December 20, 2019: The Preventing Tobacco Addiction Foundation and its advocacy arm, Tobacco 21, are gratified that Congress has passed and the President has signed the logical and long-overdue federal law to raise the sales age for all nicotine and tobacco products to 21. Retailer ability to market and sell alcohol and recreational marijuana under 21 is already universally restricted in the U.S., and this youth protection has strong scientific and vast popular support. Tobacco products, which prematurely kill over 500,000 Americans and drain hundreds of billions in health costs each year make Tobacco 21 even more vital.

Simply raising the age, however, is insufficient to stem the ongoing epidemic of adolescent nicotine addiction wrought by the deliberate abuses of the vaping industry. The Food and Drug Administration has been charged with enforcing the tobacco sales age under age 18 for the last ten years. Their negligence in requiring retailer compliance is one of the reasons that 5.4 million American middle school and high school students are inhaling high-potency nicotine regularly. The FDA must dramatically revamp its enforcement protocol if raising the age is to have any substantial effect.

There remain thirty-one states that have not yet enacted Tobacco 21 at the state level, and nearly half of the nineteen enacted states have weak and largely unenforceable laws, leaving kids in the crosshairs of targeted marketing and sales by unscrupulous purveyors. Along with the FDA, states must utilize this mandate to also improve retailer compliance in a “belt (FDA) and suspenders (states)” approach to enforcement.

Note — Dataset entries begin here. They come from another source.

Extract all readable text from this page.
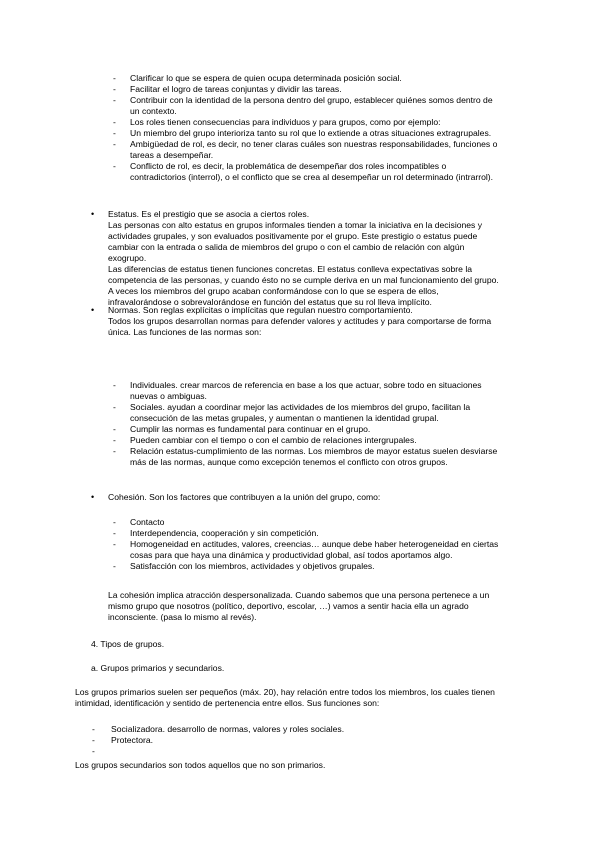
- Clarificar lo que se espera de quien ocupa determinada posición social.
- Facilitar el logro de tareas conjuntas y dividir las tareas.
- Contribuir con la identidad de la persona dentro del grupo, establecer quiénes somos dentro de
un contexto.
- Los roles tienen consecuencias para individuos y para grupos, como por ejemplo:
- Un miembro del grupo interioriza tanto su rol que lo extiende a otras situaciones extragrupales.
- Ambigüedad de rol, es decir, no tener claras cuáles son nuestras responsabilidades, funciones o
tareas a desempeñar.
- Conflicto de rol, es decir, la problemática de desempeñar dos roles incompatibles o
contradictorios (interrol), o el conflicto que se crea al desempeñar un rol determinado (intrarrol).
• Estatus. Es el prestigio que se asocia a ciertos roles.
Las personas con alto estatus en grupos informales tienden a tomar la iniciativa en la decisiones y
actividades grupales, y son evaluados positivamente por el grupo. Este prestigio o estatus puede
cambiar con la entrada o salida de miembros del grupo o con el cambio de relación con algún
exogrupo.
Las diferencias de estatus tienen funciones concretas. El estatus conlleva expectativas sobre la
competencia de las personas, y cuando ésto no se cumple deriva en un mal funcionamiento del grupo.
A veces los miembros del grupo acaban conformándose con lo que se espera de ellos,
infravalorándose o sobrevalorándose en función del estatus que su rol lleva implícito.
• Normas. Son reglas explícitas o implícitas que regulan nuestro comportamiento.
Todos los grupos desarrollan normas para defender valores y actitudes y para comportarse de forma
única. Las funciones de las normas son:
- Individuales. crear marcos de referencia en base a los que actuar, sobre todo en situaciones
nuevas o ambiguas.
- Sociales. ayudan a coordinar mejor las actividades de los miembros del grupo, facilitan la
consecución de las metas grupales, y aumentan o mantienen la identidad grupal.
- Cumplir las normas es fundamental para continuar en el grupo.
- Pueden cambiar con el tiempo o con el cambio de relaciones intergrupales.
- Relación estatus-cumplimiento de las normas. Los miembros de mayor estatus suelen desviarse
más de las normas, aunque como excepción tenemos el conflicto con otros grupos.
• Cohesión. Son los factores que contribuyen a la unión del grupo, como:
- Contacto
- Interdependencia, cooperación y sin competición.
- Homogeneidad en actitudes, valores, creencias… aunque debe haber heterogeneidad en ciertas
cosas para que haya una dinámica y productividad global, así todos aportamos algo.
- Satisfacción con los miembros, actividades y objetivos grupales.
La cohesión implica atracción despersonalizada. Cuando sabemos que una persona pertenece a un
mismo grupo que nosotros (político, deportivo, escolar, …) vamos a sentir hacia ella un agrado
inconsciente. (pasa lo mismo al revés).
4. Tipos de grupos.
a. Grupos primarios y secundarios.
Los grupos primarios suelen ser pequeños (máx. 20), hay relación entre todos los miembros, los cuales tienen
intimidad, identificación y sentido de pertenencia entre ellos. Sus funciones son:
- Socializadora. desarrollo de normas, valores y roles sociales.
- Protectora.
-
Los grupos secundarios son todos aquellos que no son primarios.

Just as importantly, the FDA must act swiftly to ban all flavor ingredients in addictive nicotine products, including menthol, and stop all internet sales. The nicotine content of ecigarette/ vaping devices must be markedly lowered, and the practice of chemically altering nicotine to create nicotine salts that are more palatable to kids must be outlawed. Tens of millions of American parents, health care workers and teachers are outraged at our government’s disgraceful inaction in the face of this crisis. Raising the sales age is one step. Many more must be taken to contain this epidemic and keep us from losing a generation to nicotine addiction.